Finanças

É preciso olhar além da eleição, diz Luis Stuhlberger

Há muitas novidades interessantes na economia brasileira. O investidor que ficar preso à questão eleitoral pode perder oportunidades

“O Brasil passou por um período de surpresas positivas neste ano, que perduraram até o meteoro dos precatórios. Apesar do negacionismo do presidente e do trabalho ruim do governo no combate à pandemia, que causaram muitas hospitalizações e mortes desnecessárias, o Brasil acabou se tornando um dos melhores países no processo vacinal.

Com a compra de bons imunizantes e com a vacinação em massa — mérito da eficiente estrutura de aplicação de doses que existe no país —, conseguimos uma taxa de vacinação muito boa, superior à de muitos países desenvolvidos, onde parte da população se recusa a tomar vacinas.

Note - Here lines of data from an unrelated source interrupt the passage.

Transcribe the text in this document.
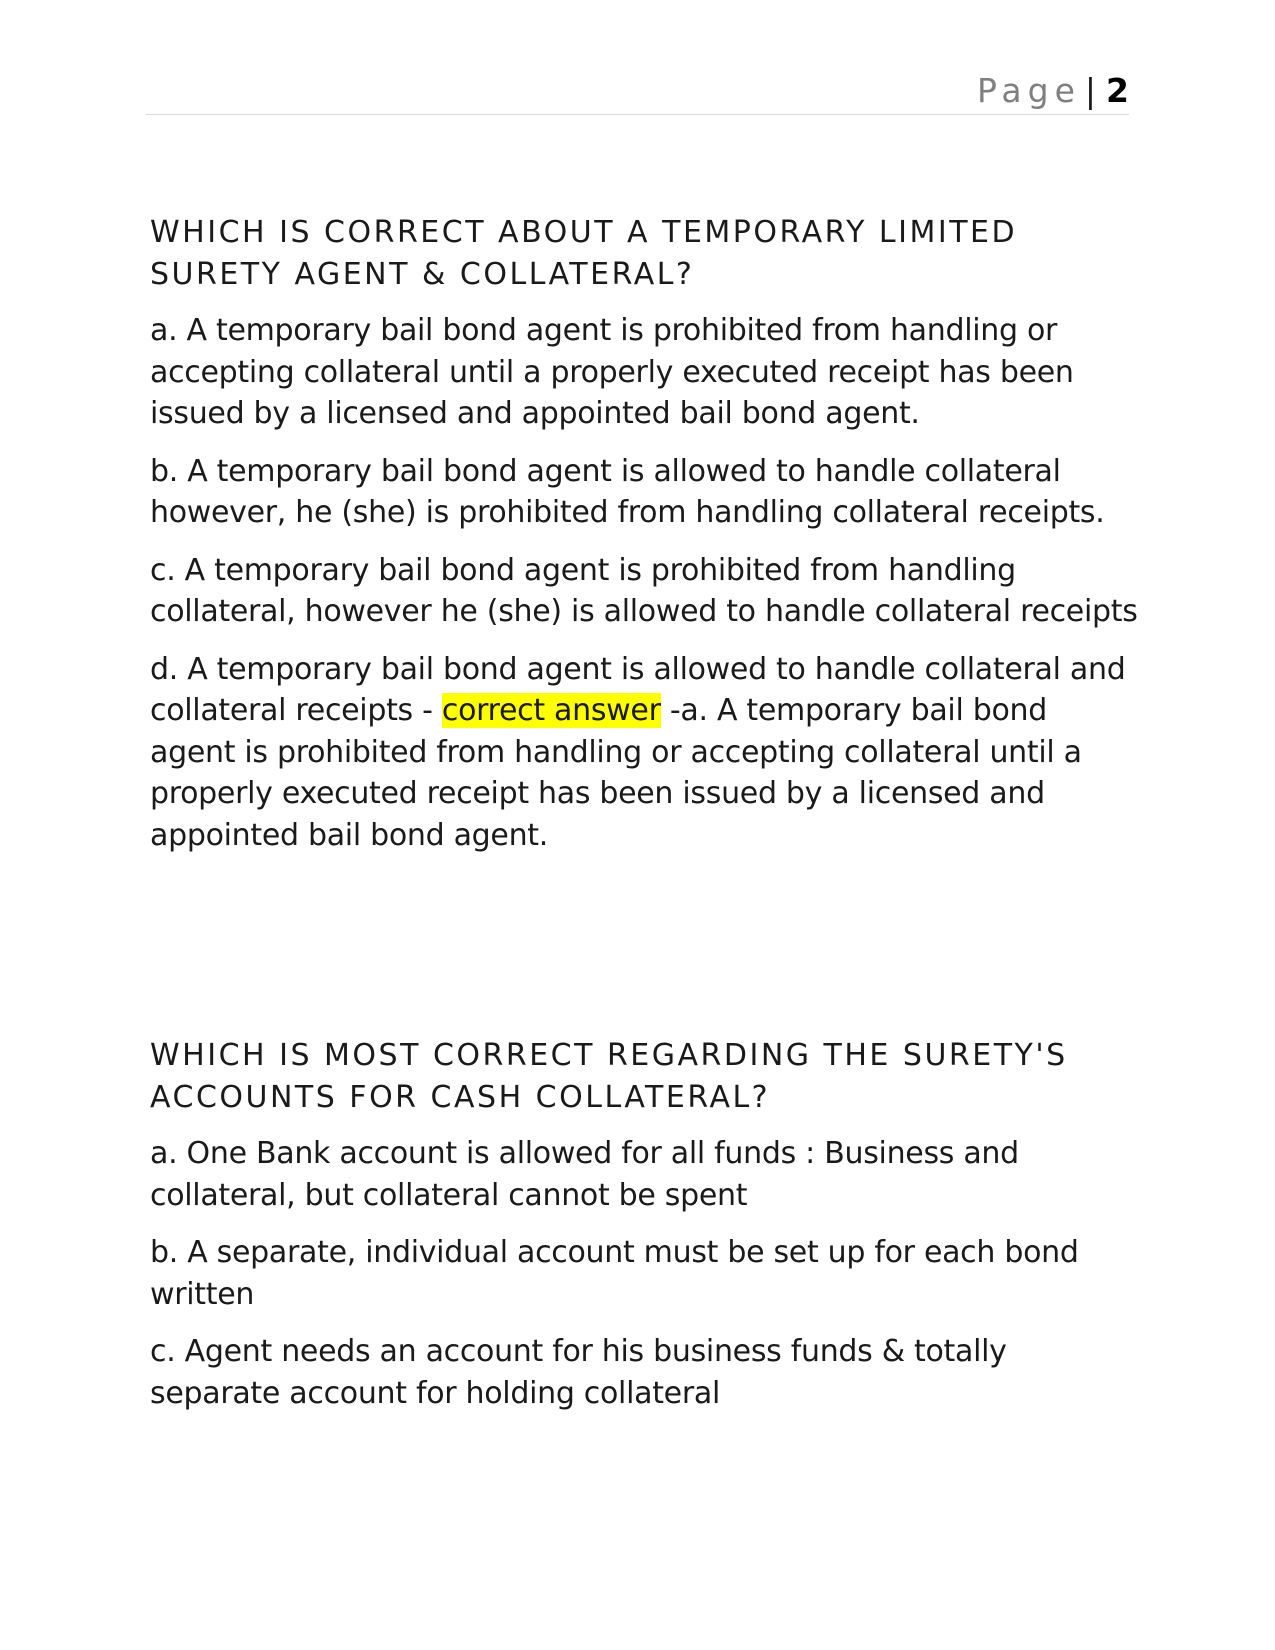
Page | 2
WHICH IS CORRECT ABOUT A TEMPORARY LIMITED
SURETY AGENT & COLLATERAL?

a. A temporary bail bond agent is prohibited from handling or accepting collateral until a properly executed receipt has been issued by a licensed and appointed bail bond agent.

b. A temporary bail bond agent is allowed to handle collateral however, he (she) is prohibited from handling collateral receipts.

c. A temporary bail bond agent is prohibited from handling collateral, however he (she) is allowed to handle collateral receipts

d. A temporary bail bond agent is allowed to handle collateral and collateral receipts - correct answer -a. A temporary bail bond agent is prohibited from handling or accepting collateral until a properly executed receipt has been issued by a licensed and appointed bail bond agent.

WHICH IS MOST CORRECT REGARDING THE SURETY'S
ACCOUNTS FOR CASH COLLATERAL?

a. One Bank account is allowed for all funds : Business and collateral, but collateral cannot be spent

b. A separate, individual account must be set up for each bond written

c. Agent needs an account for his business funds & totally separate account for holding collateral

É uma situação bastante positiva, que permite a retomada da atividade econômica. Outra boa notícia é o fato de o PIB acumulado de 2020 e 2021 estar no terreno positivo. Houve uma retração de 4,1% no ano passado e a projeção para este ano é de uma expansão de cerca de 5%. Além disso, a relação dívida-PIB surpreendeu positivamente.

Em janeiro de 2020, antes do início da pandemia, a estimativa era que essa relação ficasse em 79% no fim de 2021. A previsão chegou a aumentar para 100%, e agora espera-se que a dívida feche o ano em torno de 80% do PIB.

É verdade que a inflação maior ajuda a melhorar esse indicador, já que eleva o PIB nominal e a arrecadação. Mas essa não é a única explicação.

O crescimento da economia tem sido liderado pelo ciclo favorável de commodities e pela indústria, já que, durante a pandemia de covid, as pessoas consumiram mais bens do que serviços. Como os impostos pagos pelo setor industrial são maiores que os de serviços, a arrecadação aumentou.

Um quarto fator positivo é o fato de o presidente ter deixado de fazer ameaças ao processo eleitoral. Com isso, as tensões políticas, que atingiram o pico no feriado de 7 de setembro, gerando uma onda de apreensão muito grande em empresários e investidores, diminuíram.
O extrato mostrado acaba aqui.